Summer in Vermont is the season of Farmer’s Markets and fresh local produce. Every day of the week most people in Vermont can purchase fresh local organic produce by traveling to a Farmer’s Market in their own, or a few miles down the road to a market in a nearby town. Or, you can grow your own as we do.
It was a delightgul surprise to come home from work last week to find a half-bushel of yellow string beans on the porch, compliments of DH. In spite of the lousy weather, a record 34 consecutive days of rain, DH has managed to keep the gardens growing.
String Bean vinaigrette is a salad that's been in my culinary repertoire longer than I can remember, and it is one of Bella’s favorite summer dishes. Every year she calls and asks to be reminded how this salad is made. Every year I tell her I’ll blog the salad, and every year when I make it I forget to pull out my pad and camera to record the what and how’s of the recipe. This year Bella purchased her beans (at the farmer's market near her home) before DH put the half-bushel on the porch. Her annual inquiry was a reminder of my long-standing promise. So, it is with great pleasure that I finally post this classic and delicious salad on my blog. Enjoy!
Notes for this recipe: This salad calls for “frenching” the beans—cutting the beans in half length-wise along the “string”. This is an essential step, and cannot be eliminated without dramatically changing the texture and character of the dish. Frenching with a knife is a labor-intensive process. However, Pampered Chef makes a tool called a “Bean Slicer” that turns this task into a breeze.

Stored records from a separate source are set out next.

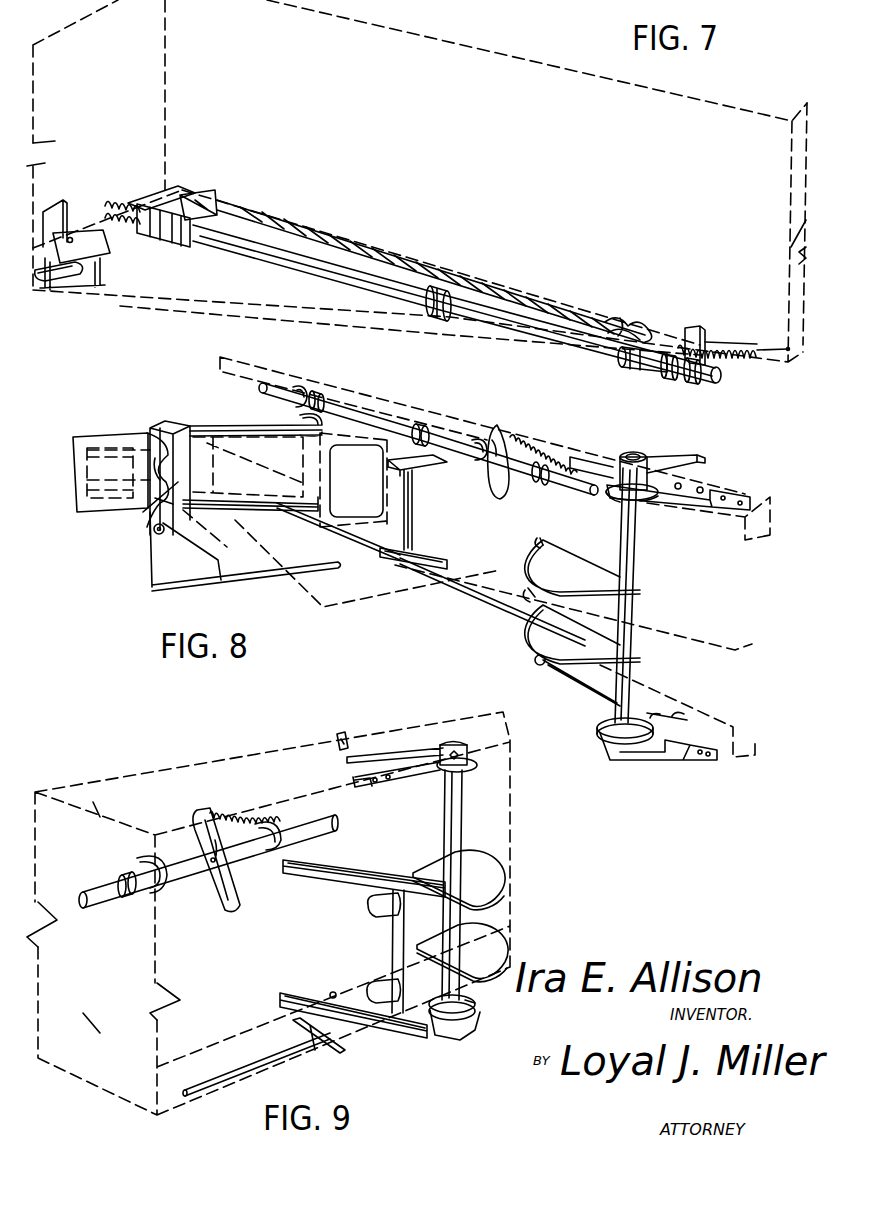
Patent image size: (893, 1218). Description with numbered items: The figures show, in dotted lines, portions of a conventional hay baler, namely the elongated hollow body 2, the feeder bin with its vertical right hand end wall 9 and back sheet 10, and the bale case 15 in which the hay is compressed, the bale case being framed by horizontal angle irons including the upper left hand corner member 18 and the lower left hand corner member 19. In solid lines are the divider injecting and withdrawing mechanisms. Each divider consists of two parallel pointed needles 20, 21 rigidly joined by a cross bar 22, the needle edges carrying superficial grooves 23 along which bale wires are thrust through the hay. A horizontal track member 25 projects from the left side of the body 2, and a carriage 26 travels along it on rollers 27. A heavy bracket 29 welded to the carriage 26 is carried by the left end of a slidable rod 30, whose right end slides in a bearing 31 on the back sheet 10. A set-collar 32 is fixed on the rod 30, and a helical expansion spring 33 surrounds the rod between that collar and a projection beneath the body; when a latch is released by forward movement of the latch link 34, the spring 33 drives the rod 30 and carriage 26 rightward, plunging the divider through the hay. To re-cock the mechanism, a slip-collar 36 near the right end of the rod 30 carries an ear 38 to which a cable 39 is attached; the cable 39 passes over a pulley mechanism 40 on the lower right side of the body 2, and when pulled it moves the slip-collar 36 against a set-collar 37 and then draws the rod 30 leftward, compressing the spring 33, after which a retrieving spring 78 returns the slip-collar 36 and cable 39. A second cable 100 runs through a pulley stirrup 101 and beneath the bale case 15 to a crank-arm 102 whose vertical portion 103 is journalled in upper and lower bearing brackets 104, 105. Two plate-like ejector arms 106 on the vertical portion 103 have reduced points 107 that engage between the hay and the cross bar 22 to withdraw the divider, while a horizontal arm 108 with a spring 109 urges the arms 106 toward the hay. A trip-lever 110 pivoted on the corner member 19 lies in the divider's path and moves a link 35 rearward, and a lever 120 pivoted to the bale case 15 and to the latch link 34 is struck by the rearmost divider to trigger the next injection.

In FIG. 7, the hollow body 2 is at (99, 93).
In FIG. 7, the right hand end wall 9 is at (788, 294).
In FIG. 7, the back sheet 10 is at (430, 145).
In FIG. 8, the bale case 15 is at (287, 539).
In FIG. 9, the bale case 15 is at (176, 807).
In FIG. 8, the upper left hand corner member 18 is at (730, 522).
In FIG. 8, the lower left hand corner member 19 is at (700, 720).
In FIG. 8, the needle 20 is at (215, 426).
In FIG. 9, the needle 20 is at (313, 873).
In FIG. 8, the needle 21 is at (257, 508).
In FIG. 9, the needle 21 is at (295, 993).
In FIG. 8, the cross bar 22 is at (190, 462).
In FIG. 9, the cross bar 22 is at (393, 935).
In FIG. 8, the grooves 23 is at (455, 558).
In FIG. 9, the grooves 23 is at (347, 882).
In FIG. 8, the track member 25 is at (100, 434).
In FIG. 8, the carriage 26 is at (150, 508).
In FIG. 8, the rollers 27 is at (75, 457).
In FIG. 8, the bracket 29 is at (200, 548).
In FIG. 7, the slidable rod 30 is at (268, 252).
In FIG. 7, the bearing 31 is at (702, 326).
In FIG. 7, the set-collar 32 is at (176, 248).
In FIG. 7, the helical expansion spring 33 is at (120, 208).
In FIG. 8, the latch link 34 is at (362, 413).
In FIG. 9, the latch link 34 is at (98, 878).
In FIG. 8, the link 35 is at (347, 540).
In FIG. 9, the link 35 is at (210, 1090).
In FIG. 7, the slip-collar 36 is at (636, 369).
In FIG. 7, the set-collar 37 is at (425, 304).
In FIG. 7, the ear 38 is at (650, 337).
In FIG. 7, the cable 39 is at (530, 305).
In FIG. 7, the pulley mechanism 40 is at (196, 204).
In FIG. 7, the retrieving spring 78 is at (745, 345).
In FIG. 7, the second cable 100 is at (112, 233).
In FIG. 7, the pulley stirrup 101 is at (80, 236).
In FIG. 8, the crank-arm 102 is at (660, 752).
In FIG. 9, the crank-arm 102 is at (436, 1035).
In FIG. 8, the vertical portion 103 is at (633, 625).
In FIG. 9, the vertical portion 103 is at (447, 802).
In FIG. 8, the upper bearing bracket 104 is at (620, 493).
In FIG. 9, the upper bearing bracket 104 is at (440, 770).
In FIG. 8, the lower bearing bracket 105 is at (605, 746).
In FIG. 9, the lower bearing bracket 105 is at (475, 1011).
In FIG. 8, the ejector arms 106 is at (580, 560).
In FIG. 9, the ejector arms 106 is at (440, 868).
In FIG. 8, the points 107 is at (540, 540).
In FIG. 9, the points 107 is at (368, 908).
In FIG. 8, the horizontal arm 108 is at (670, 448).
In FIG. 9, the horizontal arm 108 is at (398, 758).
In FIG. 8, the spring 109 is at (703, 456).
In FIG. 9, the spring 109 is at (338, 745).
In FIG. 9, the trip-lever 110 is at (331, 993).
In FIG. 8, the lever 120 is at (494, 498).
In FIG. 9, the lever 120 is at (205, 900).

This tool also includes a “tailer” neatly designed into the handle. Click here for the link. The beans must also be “tailed”, which is breaking off one or both ends. For this dish, I break off only the stem end, the end that connected the bean to the plant. Blanching the beans: Do not overcook the beans. The success of the dish relies on the beans being blanched only until they are crisp tender. This dish is best when made ahead allowing the flavors to meld for several hours or overnight.
½ c. olive oil
¼ cup white wine vinegar
½ small white onion, peeled, and finely chopped
2 Tbsp. capers, rinsed and drained (optional)
2 Tbsp. fresh Italian parsley or other mildly flavored fresh herb, finely chopped (optional)
1 clove garlic, peeled, and minced
½ c. shredded good quality Parmesan cheese
Freshly ground white pepper, to taste
Sea salt, freshly ground, to taste
Rinse and drain the beans. Set a large colander in the sink. Fill a large pot with water, place on the stove, and bring to a boil.
While the water is heating, tail the beans, breaking off only the end that connected the bean to the plant. Then, “French” the beans, cutting them length-wise down the “string” using a knife or a tool designed specifically for this task. (See “Notes for this recipe” above.)
While the beans are draining, whisk together the olive oil and white wine vinegar. Set aside. Transfer the drained beans to a bowl, add the chopped onion, capers and parsley (if using), the minced clove of garlic, and the oil and vinegar mixture.
Toss lightly to coat the beans. Add a good grind of both
white pepper and sea salt. Transfer the beans to a storage container with a tight lid and place in the refrigerator for several hours or overnight.